Distributed architectures require cross-layer composability, coordinating actions across multiple chains with different finality timings and trust assumptions. The same single-transaction arbitrage that’s trivial on a monolithic chain cannot be expressed as a truly atomic operation across rollups. Flash loans remain strictly local to one execution environment. Cross-rollup arbitrage instead relies on pre-funded capital (or credit lines) and accepts inventory and bridge risk while messages or assets move between domains. Atomicity across rollups generally isn’t possible without extra coordination mechanisms that synchronize execution across multiple chains, which are still maturing.

This composability difference shapes what builders can create and how they must think about application design. As we'll see in Section VI on interoperability, this remains one of blockchain's central challenges.

The modularity spectrum we've discussed doesn't just affect composability; it also determines how chains scale capacity. Beyond choosing where on this spectrum to sit, chains must decide how to distribute work across multiple parallel chains.

Scaling Through Modularity: Horizontal Approaches

While vertical scaling pushes individual chains to process more transactions (covered in Section V), horizontal scaling distributes work across multiple parallel chains.

Sharding represents the classic horizontal approach, like dividing a large database into smaller pieces that can be processed independently. It splits the network's state and transaction processing across multiple parallel shards, each handled by different validator subsets. Ethereum's original roadmap envisioned execution sharding, but this approach has largely fallen out of favor for L1s. The complexity of cross-shard communication, validator assignment, and security guarantees proved more challenging than anticipated.

Instead, Ethereum pivoted to a rollup-centric model: L2s provide the parallelism and handle most user transactions, while the L1 focuses on settlement and data availability. Through blob transactions (EIP-4844, covered in Chapter II) and planned future upgrades, Ethereum spreads rollup data across validators rather than splitting execution into separate shards. This exemplifies how separated layers can optimize independently while coordinating through well-defined interfaces.

Alternative Approaches to Specialization

Other ecosystems pursue specialization differently. Avalanche scales through a subnet architecture where independent, application-specific blockchains run in parallel, each with its own set of validators selected from a larger validator pool.

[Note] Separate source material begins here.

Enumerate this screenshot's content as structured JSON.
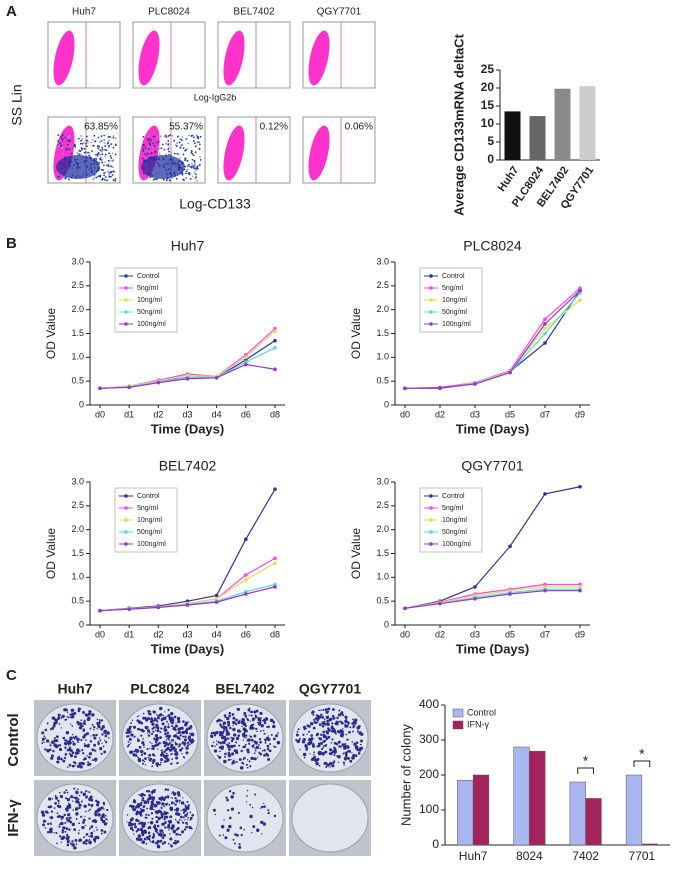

Unlike systems where all chains share the same security, subnets operate independently and can customize their own rules, including which virtual machine to use, what token to charge for fees, and how governance works.

This design provides performance isolation, meaning that heavy applications on one subnet don't slow down or increase costs for applications on other subnets. These chains communicate with each other through Avalanche Warp Messaging, a system that enables secure cross-chain messaging without requiring all subnets to pool their security together. The result is a federation of customizable blockchains that can scale horizontally by adding more subnets rather than competing for space on a single shared network.

The architectural choice between integrated and unbundled designs involves trading the simpler composability of monolithic chains for the specialized optimization that separation enables, though it introduces the cross-layer coordination challenges inherent to fragmented execution environments. These architectural patterns shape everything from how validators coordinate to how developers build applications.

But architecture is just the foundation. The consensus mechanisms that enable validators to actually agree on transaction ordering and validity determine the security and performance characteristics that make those architectures viable. That's where we turn next.